回転するアンフィブラストゥラ幼生
Choanoflagellates & sponges

回転するアンフィブラストゥラ幼生

目の前に広がるのは、直径400マイクロメートルほどの石灰質カイメンの両鞭毛幼生(アンフィブラストゥラ幼生)——砂粒一粒ほどの大きさながら、視野の大部分を占める完全な楕円形の世界だ。左側からさし込む鋭い白光が幼生の表面を彫刻のように照らし出し、前方の半球を黄金色のクレセント状に輝かせる一方、後方の半球は冷たい青緑の暗がりへと溶け消えてゆく。
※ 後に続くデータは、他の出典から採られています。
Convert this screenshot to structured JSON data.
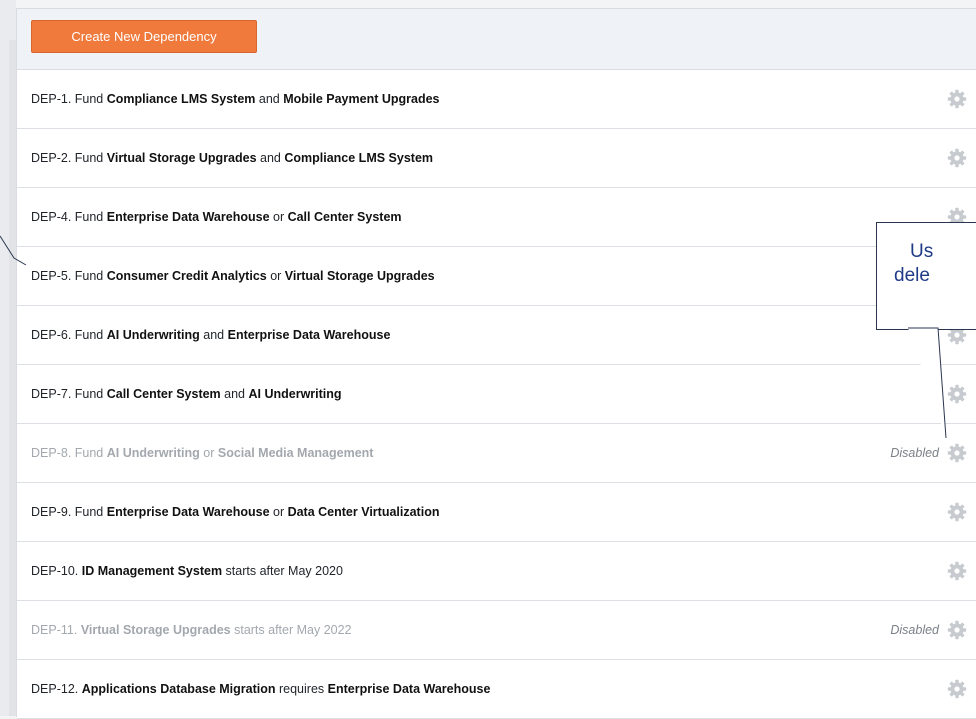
{
  "toolbar": {
    "create_label": "Create New Dependency"
  },
  "callout": {
    "line1": "Us",
    "line2": "dele"
  },
  "rows": [
    {
      "id": "DEP-1.",
      "parts": [
        " Fund ",
        "Compliance LMS System",
        " and ",
        "Mobile Payment Upgrades",
        ""
      ],
      "status": ""
    },
    {
      "id": "DEP-2.",
      "parts": [
        " Fund ",
        "Virtual Storage Upgrades",
        " and ",
        "Compliance LMS System",
        ""
      ],
      "status": ""
    },
    {
      "id": "DEP-4.",
      "parts": [
        " Fund ",
        "Enterprise Data Warehouse",
        " or ",
        "Call Center System",
        ""
      ],
      "status": ""
    },
    {
      "id": "DEP-5.",
      "parts": [
        " Fund ",
        "Consumer Credit Analytics",
        " or ",
        "Virtual Storage Upgrades",
        ""
      ],
      "status": ""
    },
    {
      "id": "DEP-6.",
      "parts": [
        " Fund ",
        "AI Underwriting",
        " and ",
        "Enterprise Data Warehouse",
        ""
      ],
      "status": ""
    },
    {
      "id": "DEP-7.",
      "parts": [
        " Fund ",
        "Call Center System",
        " and ",
        "AI Underwriting",
        ""
      ],
      "status": ""
    },
    {
      "id": "DEP-8.",
      "parts": [
        " Fund ",
        "AI Underwriting",
        " or ",
        "Social Media Management",
        ""
      ],
      "status": "Disabled"
    },
    {
      "id": "DEP-9.",
      "parts": [
        " Fund ",
        "Enterprise Data Warehouse",
        " or ",
        "Data Center Virtualization",
        ""
      ],
      "status": ""
    },
    {
      "id": "DEP-10.",
      "parts": [
        " ",
        "ID Management System",
        " starts after May 2020",
        "",
        ""
      ],
      "status": ""
    },
    {
      "id": "DEP-11.",
      "parts": [
        " ",
        "Virtual Storage Upgrades",
        " starts after May 2022",
        "",
        ""
      ],
      "status": "Disabled"
    },
    {
      "id": "DEP-12.",
      "parts": [
        " ",
        "Applications Database Migration",
        " requires ",
        "Enterprise Data Warehouse",
        ""
      ],
      "status": ""
    }
  ]
}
前方半球の表面を密に覆う繊毛は、メタクロナールウェーブと呼ばれる協調した波打ち運動を絶え間なく繰り返し、その集合的な動きが入射光を回折させて、紫・シアン・淡金色の虹色のコロナを赤道部に明滅させている——これは繊毛が生み出す水流によって幼生を回転推進させる、能動的な流体力学の表れである。後方の大きな半球は対照的に静かで重く、内部には脂質を豊富に含む卵黄細胞(古細胞)が球状に密集し、透過光のもとでその輪郭が霞んだガラス越しの魚卵のように浮かびあがる——これらの細胞は着底後の変態に必要なエネルギー貯蔵庫として機能する。幼生の周囲には珪藻類の幾何学的な殻やロッド状の細菌がブラウン運動によってゆっくりと漂い、底もなく天井もない水柱の深い青緑の虚空へと消えていく。